Разумеется, верить этим обманщикам нельзя. Об этом говорят и Высоцкий, и Галич: «А кое-кто поверил второпях, / Поверил без оглядки, бестолково, / Но разве это жизнь, когда в цепях, / Но разве это выбор, если скован?!» («Приговоренные к жизни») ~ «А вор тащил белье с забора, / Снимал с прохожего пальто / И так вопил: “Держите вора!”, - / Что даже верил кое-кто» («Весь год — ни валко и ни шатко…»).
С этим обстоятельством связан призыв обоих поэтов не верить властям.
Высоцкий: «Я никогда не верил в миражи, / В грядущий рай не ладил чемодана» (1979), «Но не поверил я ему / И слова не сказал» («Ошибка вышла», 1976; черновик /5; 381/), «Не верь, что кто-то там на вид — тюлень. / Взгляни в глаза — в них, может быть, касатка» («Посмотришь — сразу скажешь: “Это кит!”», 1969), «Вранье, ворье, не верь» (набросок 1964 года /1; 556/).

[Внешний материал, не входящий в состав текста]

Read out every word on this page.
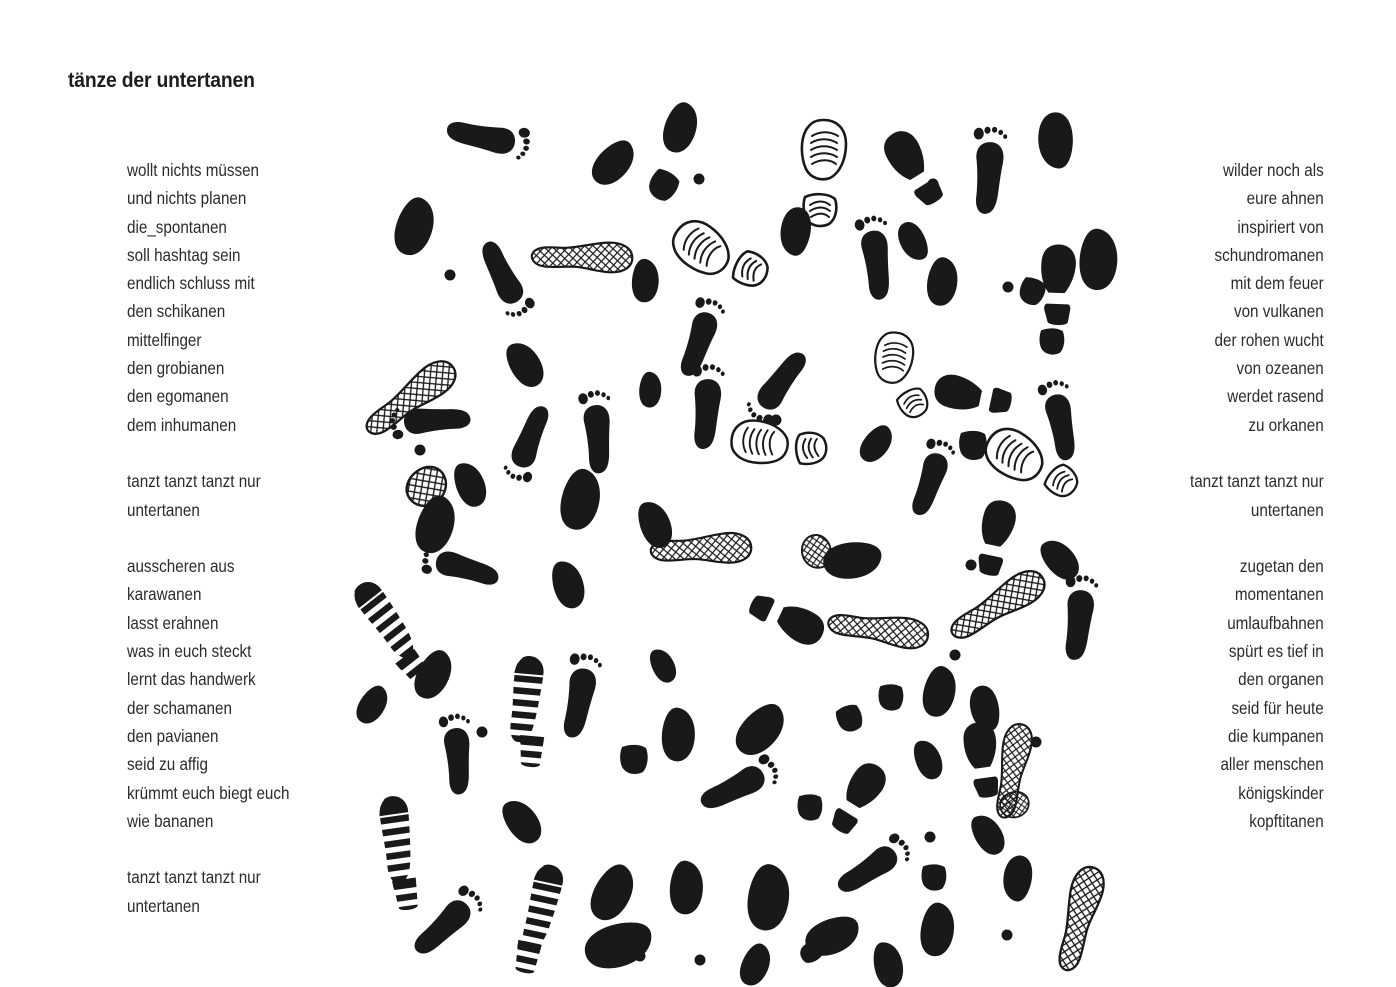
tänze der untertanen
wollt nichts müssen
und nichts planen
die_spontanen
soll hashtag sein
endlich schluss mit
den schikanen
mittelfinger
den grobianen
den egomanen
dem inhumanen
tanzt tanzt tanzt nur
untertanen
ausscheren aus
karawanen
lasst erahnen
was in euch steckt
lernt das handwerk
der schamanen
den pavianen
seid zu affig
krümmt euch biegt euch
wie bananen
tanzt tanzt tanzt nur
untertanen
wilder noch als
eure ahnen
inspiriert von
schundromanen
mit dem feuer
von vulkanen
der rohen wucht
von ozeanen
werdet rasend
zu orkanen
tanzt tanzt tanzt nur
untertanen
zugetan den
momentanen
umlaufbahnen
spürt es tief in
den organen
seid für heute
die kumpanen
aller menschen
königskinder
kopftitanen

Поэтому лирический герой и люди, близкие ему по духу, не верят сплетням и слухам: «Ты пошел, ты не поверил слухам» («Ты идешь по кромке ледника…»), «Ответит он: “Не верь молве”» («Мой друг уехал в Магадан»), «Это редко бывает — не верь болтовне!» («Белое безмолвие»; черновик /3; 377/), «Ах, не верьте вы в газетную строчку» («Мореплаватель-одиночка»; черновик — АР-10-137), «Не верю я тому, что люди скажут» («Нет рядом никого, как ни дыши…»; черновик /2; 445/), «И сдается мне, что люди врут» («Песня завистника», 1965).
Теперь — цитаты из Галича: «Гоните его! Не верьте ему! / Он врет! Он не знает, как надо!» («То-то радости пустомелям…», 1968), «Не верьте, друзья, пожалуйста, / Не верьте, я очень прошу вас, / Не верьте глазам своим!» («Играет ветер пеною…», 1977), «И не верить ни в чистое небо, / Ни в улыбки сиятельных лиц» («Левый марш», 1963). Эти же «улыбки» упоминаются в стихотворении Высоцкого «Неужто здесь сошелся клином свет…» (1980): «Он скалился открыто, не хитро <…> И вдруг — ножом под нижнее ребро…»(подробнее о нем — на с. 600 — 607).
Вернемся вновь к стихотворению «Слева бесы…», у которого напрашивается также параллель с песней Б. Окуджавы «Союз друзей» (1967), имеющей два варианта
— цензурный: «Пока безумный наш султан / Сулит нам дальнюю дорогу…», — и неподцензурный: «Покуда полоумный жлоб / Сулит дорогу нам к острогу…». Оба эти варианта содержат очевидные сходства со стихотворением «Слева бесы…»: «И куда, в какие дали, / На какой еще маршрут / Нас с тобою эти врали / По этапу поведут?» («дорогу» = «маршрут»; «к острогу» = «по этапу»; «дальнюю дорогу» = «в какие дали»). Кроме того, дальняя дорога из цензурного варианта песни Окуджавы является эвфемизмом тюрьмы или острога из исходного варианта. Такой же образ встречается в исполнявшейся Высоцким лагерной песне: «Цыганка с картами, дорога дальняя, / Дорога дальняя, казенный дом. / Быть может, старая тюрьма центральная / Меня, парнишечку, по-новой ждет».